E a agência entrou aqui num período de "ok, vamos continuar a fazer, mas podemos estar a fazer coisas que a vez de seguir pode não concordar. Portanto, teremos que ir fazendo as coisas. Não parar, mas atenção que há aqui estratégia de médio prazo que pode não ser implementada." Portanto, este plano foi importante por isso. Foi a nos dizer qual é que é a estratégia a médio prazo.

O fim da manifestação de interesse foi uma delas. É bom para a Aima?
Neste momento é bom para a Aima. Temos que ser objetivos. O sistema estava muito sobrecarregado. Precisámos de tempo para respirar. E precisámos de tempo para olhar para aquilo que está lá dentro, para aquilo que são as pendências.

Esse fôlego de que fala, você conseguiu sentir dentro da agência, entre os funcionários?

Fôlego não, mas o alívio consegui.

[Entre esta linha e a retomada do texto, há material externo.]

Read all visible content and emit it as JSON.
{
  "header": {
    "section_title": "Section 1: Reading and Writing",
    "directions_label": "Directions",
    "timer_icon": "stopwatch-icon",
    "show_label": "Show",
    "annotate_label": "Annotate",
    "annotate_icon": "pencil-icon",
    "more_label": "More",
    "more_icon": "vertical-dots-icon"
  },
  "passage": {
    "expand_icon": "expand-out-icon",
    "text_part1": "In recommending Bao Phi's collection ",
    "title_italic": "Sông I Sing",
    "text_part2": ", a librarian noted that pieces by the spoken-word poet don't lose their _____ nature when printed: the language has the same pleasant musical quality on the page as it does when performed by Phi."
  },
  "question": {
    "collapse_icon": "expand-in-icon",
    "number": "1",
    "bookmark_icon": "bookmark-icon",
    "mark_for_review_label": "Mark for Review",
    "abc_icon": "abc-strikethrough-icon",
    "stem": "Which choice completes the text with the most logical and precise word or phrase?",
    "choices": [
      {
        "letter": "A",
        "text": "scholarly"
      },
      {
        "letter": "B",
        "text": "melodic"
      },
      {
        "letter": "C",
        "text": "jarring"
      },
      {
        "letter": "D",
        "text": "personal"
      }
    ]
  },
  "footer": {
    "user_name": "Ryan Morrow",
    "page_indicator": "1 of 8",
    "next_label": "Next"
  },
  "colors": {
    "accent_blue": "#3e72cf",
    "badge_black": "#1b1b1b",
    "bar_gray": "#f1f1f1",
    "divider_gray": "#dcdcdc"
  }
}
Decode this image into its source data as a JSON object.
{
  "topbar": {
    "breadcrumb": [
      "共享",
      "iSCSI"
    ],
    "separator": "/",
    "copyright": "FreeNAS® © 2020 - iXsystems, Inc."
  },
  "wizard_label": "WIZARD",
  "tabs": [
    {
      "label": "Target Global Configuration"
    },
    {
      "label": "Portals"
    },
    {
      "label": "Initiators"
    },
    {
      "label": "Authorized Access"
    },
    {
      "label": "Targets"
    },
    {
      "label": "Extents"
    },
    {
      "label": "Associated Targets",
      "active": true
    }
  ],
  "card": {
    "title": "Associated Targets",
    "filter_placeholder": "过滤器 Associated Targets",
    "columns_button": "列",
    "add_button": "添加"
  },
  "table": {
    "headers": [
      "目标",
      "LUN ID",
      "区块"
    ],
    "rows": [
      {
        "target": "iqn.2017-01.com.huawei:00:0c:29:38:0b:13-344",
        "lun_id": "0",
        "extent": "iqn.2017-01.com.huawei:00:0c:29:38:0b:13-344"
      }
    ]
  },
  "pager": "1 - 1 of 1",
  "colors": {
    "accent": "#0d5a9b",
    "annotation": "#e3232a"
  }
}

Toda a gente... estou a generalizar demais. Algumas pessoas nos disseram assim: “até que enfim que pararam isto, que já estava muito difícil”. É verdade, houve este desabafo de algumas pessoas, e eu compreendo. Não é com má-intenção, mas as pessoas sentiam que todos os dias o sistema estava mais carregado e, com o que estava a sair para a rua, não dava vazão. As pessoas tinham esta percepção.

Acho que neste momento há um alívio porque está parado, pelo menos. Mas pelo menos agora estancamos a pendência e acho que as pessoas também estão a funcionar bem.

Espero que o país político português perceba que a questão da imigração é uma questão estratégica para Portugal e para a Europa. É bom que todos os partidos de todos os quadrantes entendam isto: o que é importante são as pessoas. É bom que às vezes paramos de olhar isso de esquerda e direita, e olhamos mais estrategicamente para as pessoas, o desenvolvimento regional e a cultura dos que aqui vivem. E a Aima pode ser um importante organismo para contribuir com isso.